Published in final edited form as: Heart Rhythm. 2024 Nov;21(11):2368–2369. doi: 10.1016/j.hrthm.2024.07.034

Using Computational Modeling and Artificial Intelligence to Uncover Arrhythmogenic Mechanisms and Advance Arrhythmia Management

Natalia A Trayanova 1,2, Minglang Yin 1, Adityo Prakosa 1
PMCID: PMC11534278  NIHMSID: NIHMS2013472  PMID: 39482040

Computational modeling of the heart has become an important research tool in cardiac electrophysiology and arrhythmias with recent advances in real-world applications. Artificial intelligence (AI) is revolutionizing cardiac arrhythmia management by aiding detection, predicting risk, and contributing to clinical decision-making.

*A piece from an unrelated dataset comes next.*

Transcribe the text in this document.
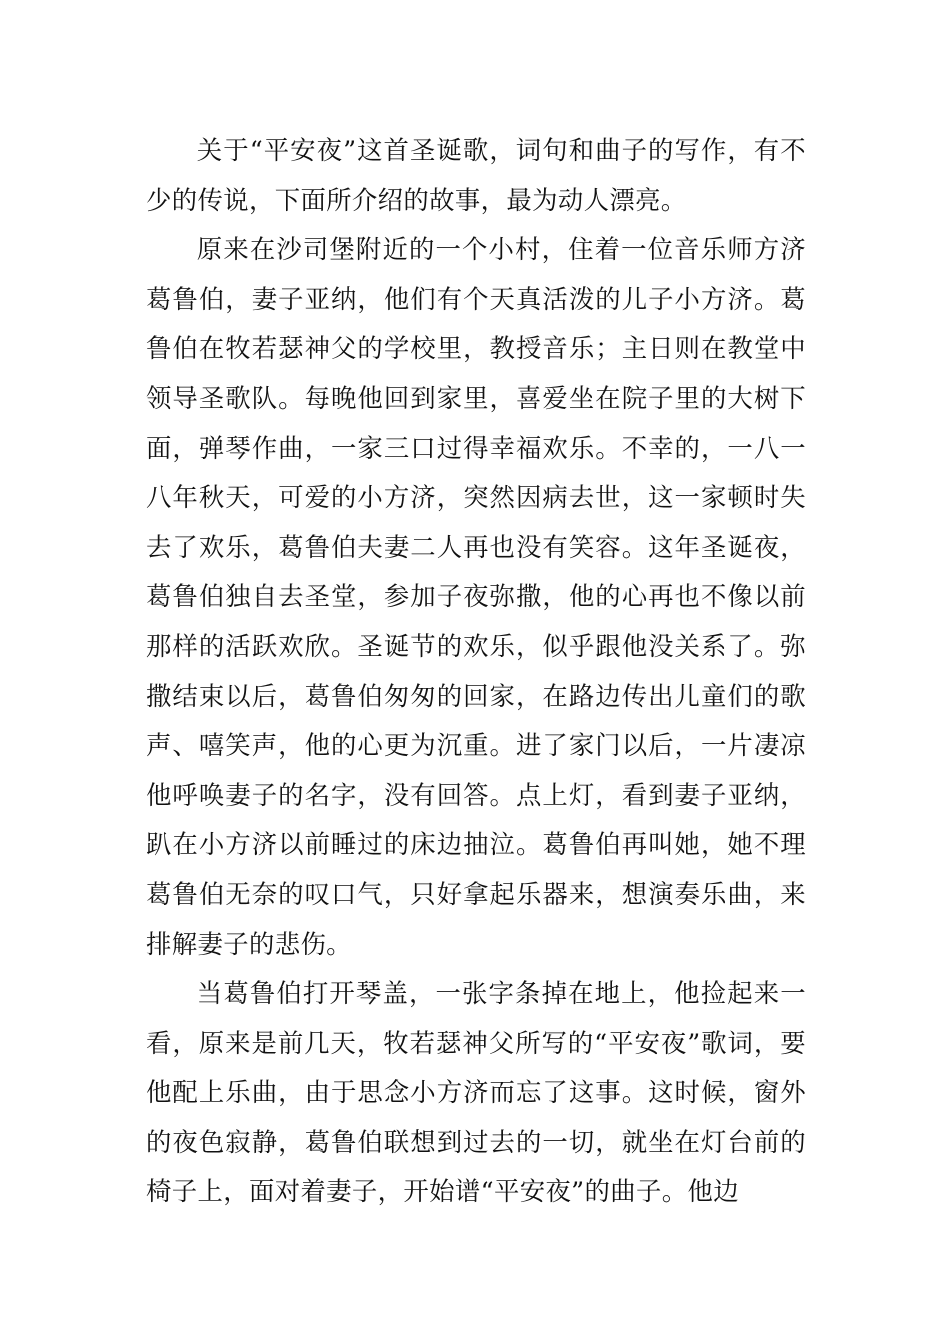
关于“平安夜”这首圣诞歌，词句和曲子的写作，有不少的传说，下面所介绍的故事，最为动人漂亮。

原来在沙司堡附近的一个小村，住着一位音乐师方济葛鲁伯，妻子亚纳，他们有个天真活泼的儿子小方济。葛鲁伯在牧若瑟神父的学校里，教授音乐；主日则在教堂中领导圣歌队。每晚他回到家里，喜爱坐在院子里的大树下面，弹琴作曲，一家三口过得幸福欢乐。不幸的，一八一八年秋天，可爱的小方济，突然因病去世，这一家顿时失去了欢乐，葛鲁伯夫妻二人再也没有笑容。这年圣诞夜，葛鲁伯独自去圣堂，参加子夜弥撒，他的心再也不像以前那样的活跃欢欣。圣诞节的欢乐，似乎跟他没关系了。弥撒结束以后，葛鲁伯匆匆的回家，在路边传出儿童们的歌声、嘻笑声，他的心更为沉重。进了家门以后，一片凄凉他呼唤妻子的名字，没有回答。点上灯，看到妻子亚纳，趴在小方济以前睡过的床边抽泣。葛鲁伯再叫她，她不理葛鲁伯无奈的叹口气，只好拿起乐器来，想演奏乐曲，来排解妻子的悲伤。

当葛鲁伯打开琴盖，一张字条掉在地上，他捡起来一看，原来是前几天，牧若瑟神父所写的“平安夜”歌词，要他配上乐曲，由于思念小方济而忘了这事。这时候，窗外的夜色寂静，葛鲁伯联想到过去的一切，就坐在灯台前的椅子上，面对着妻子，开始谱“平安夜”的曲子。他边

Characterizing the electrophysiological effects of stretch-activated ion channels

The interaction between cardiac electrophysiology and mechanics is modulated through the engagement of stretch-activated ion channels (SACs), however, their role in arrhythmogenesis is not well understood. Using a computational model of human ventricular myocyte including SACs, a recent study1 systematically characterized the effects of stretch on cell dynamics. The model incorporated 3 types of SACs, potassium-selective, calcium-selective, and non-selective, all calibrated to experimental data. The study demonstrated that stretch may provoke afterdepolarizations, give rise to new triggered beats, change the morphology and duration of a subsequent action potential, or prevent triggered activity. Some of these effects could be proarrhythmic, depending on stretch characteristics (amplitude, time of application, duration) and disease-induced SAC remodeling. The study serves as template for deciphering the mechanisms of stretch-induced arrhythmias.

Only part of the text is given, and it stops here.